França, Alemanha e Polônia competem entre si nesse aspecto, com os resultados mais prováveis sendo a hegemonia alemã por meio da visão da “Zeitenwende“, com a França e a Polônia frustrando isso conjuntamente na Europa central e oriental, ou um “Triângulo de Weimar” revitalizado para um governo tripartite sobre a Europa.

Enquanto a livre circulação de pessoas e capitais na União Europeia for mantida, o que – obviamente, não pode ser considerado garantido, mas é provável – as chances de uma Alemanha liderada pela AfD reconsiderar sua fronteira com a Polônia são baixas.

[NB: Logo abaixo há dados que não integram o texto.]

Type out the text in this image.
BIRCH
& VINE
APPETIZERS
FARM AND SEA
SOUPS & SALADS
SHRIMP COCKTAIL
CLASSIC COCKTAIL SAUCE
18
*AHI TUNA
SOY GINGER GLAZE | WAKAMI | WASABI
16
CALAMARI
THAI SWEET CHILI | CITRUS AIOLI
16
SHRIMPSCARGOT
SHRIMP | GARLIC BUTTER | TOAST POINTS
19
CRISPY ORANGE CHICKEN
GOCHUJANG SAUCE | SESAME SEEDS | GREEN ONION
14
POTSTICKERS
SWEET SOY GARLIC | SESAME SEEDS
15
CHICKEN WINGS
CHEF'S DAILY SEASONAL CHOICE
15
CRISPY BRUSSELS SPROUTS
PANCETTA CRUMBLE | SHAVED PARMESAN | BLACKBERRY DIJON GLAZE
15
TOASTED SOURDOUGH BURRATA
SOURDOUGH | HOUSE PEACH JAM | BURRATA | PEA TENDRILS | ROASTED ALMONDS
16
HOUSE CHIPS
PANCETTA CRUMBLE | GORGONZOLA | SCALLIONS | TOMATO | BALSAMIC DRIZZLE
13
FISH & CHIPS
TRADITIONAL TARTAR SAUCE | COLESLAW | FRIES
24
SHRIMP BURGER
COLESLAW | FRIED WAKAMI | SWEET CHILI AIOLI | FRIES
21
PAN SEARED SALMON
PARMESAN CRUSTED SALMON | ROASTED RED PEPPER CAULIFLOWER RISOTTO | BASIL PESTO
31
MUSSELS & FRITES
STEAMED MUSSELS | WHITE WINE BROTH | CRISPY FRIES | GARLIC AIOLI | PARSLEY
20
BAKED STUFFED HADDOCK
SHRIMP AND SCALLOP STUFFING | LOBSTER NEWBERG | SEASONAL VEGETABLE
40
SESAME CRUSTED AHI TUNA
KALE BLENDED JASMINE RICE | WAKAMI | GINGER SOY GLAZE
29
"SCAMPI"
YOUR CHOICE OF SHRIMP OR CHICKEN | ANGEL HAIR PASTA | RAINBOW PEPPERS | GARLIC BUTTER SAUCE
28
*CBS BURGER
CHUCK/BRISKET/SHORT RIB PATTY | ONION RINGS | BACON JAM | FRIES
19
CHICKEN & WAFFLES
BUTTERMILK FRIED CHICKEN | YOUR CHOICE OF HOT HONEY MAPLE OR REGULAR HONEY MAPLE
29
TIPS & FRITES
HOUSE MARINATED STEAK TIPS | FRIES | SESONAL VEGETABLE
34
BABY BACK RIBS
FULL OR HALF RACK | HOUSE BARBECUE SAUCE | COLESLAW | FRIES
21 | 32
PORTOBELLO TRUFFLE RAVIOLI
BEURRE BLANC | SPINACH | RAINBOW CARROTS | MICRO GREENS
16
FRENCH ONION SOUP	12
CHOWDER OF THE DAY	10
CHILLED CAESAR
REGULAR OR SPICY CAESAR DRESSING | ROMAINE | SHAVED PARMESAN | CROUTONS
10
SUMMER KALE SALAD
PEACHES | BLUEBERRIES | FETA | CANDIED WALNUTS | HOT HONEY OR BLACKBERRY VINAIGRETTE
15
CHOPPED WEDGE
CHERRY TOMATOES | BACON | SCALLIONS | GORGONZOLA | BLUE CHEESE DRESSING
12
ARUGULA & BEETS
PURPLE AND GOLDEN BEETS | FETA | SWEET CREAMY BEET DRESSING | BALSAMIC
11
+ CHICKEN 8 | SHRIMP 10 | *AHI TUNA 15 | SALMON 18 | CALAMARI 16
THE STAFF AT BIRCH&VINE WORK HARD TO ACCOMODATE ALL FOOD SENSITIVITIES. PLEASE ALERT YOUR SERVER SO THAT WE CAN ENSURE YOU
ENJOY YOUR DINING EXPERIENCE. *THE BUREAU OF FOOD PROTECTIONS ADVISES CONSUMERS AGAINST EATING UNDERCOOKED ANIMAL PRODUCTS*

Isso porque alemães com ideias semelhantes poderiam simplesmente comprar terras na Polônia e se mudar para lá se quisessem, ainda que sujeitos às leis polonesas, que não diferem em nenhum sentido significativo das leis alemãs para todos os efeitos no que diz respeito ao seu cotidiano. Além disso, embora a Alemanha de fato planeje passar por um reforço militar sem precedentes, a Polônia já está no meio do seu próprio reforço e tem se mostrado mais bem-sucedida nisso depois de se tornar a terceira maior força militar da OTAN no verão passado.

Também é improvável que os EUA se retirem completamente da Polônia, muito menos de toda a Europa central e oriental, portanto suas forças provavelmente permanecerão lá para sempre, como um impedimento mútuo contra a Rússia e a Alemanha. Nenhum dos dois tem a intenção de invadir a Polônia, então essa presença seria principalmente simbólica e com o propósito de tranquilizar psicologicamente a população polonesa, historicamente traumatizada quanto à sua segurança. De qualquer forma, a questão é que o pior cenário que os autores abordaram é muito improvável de se concretizar.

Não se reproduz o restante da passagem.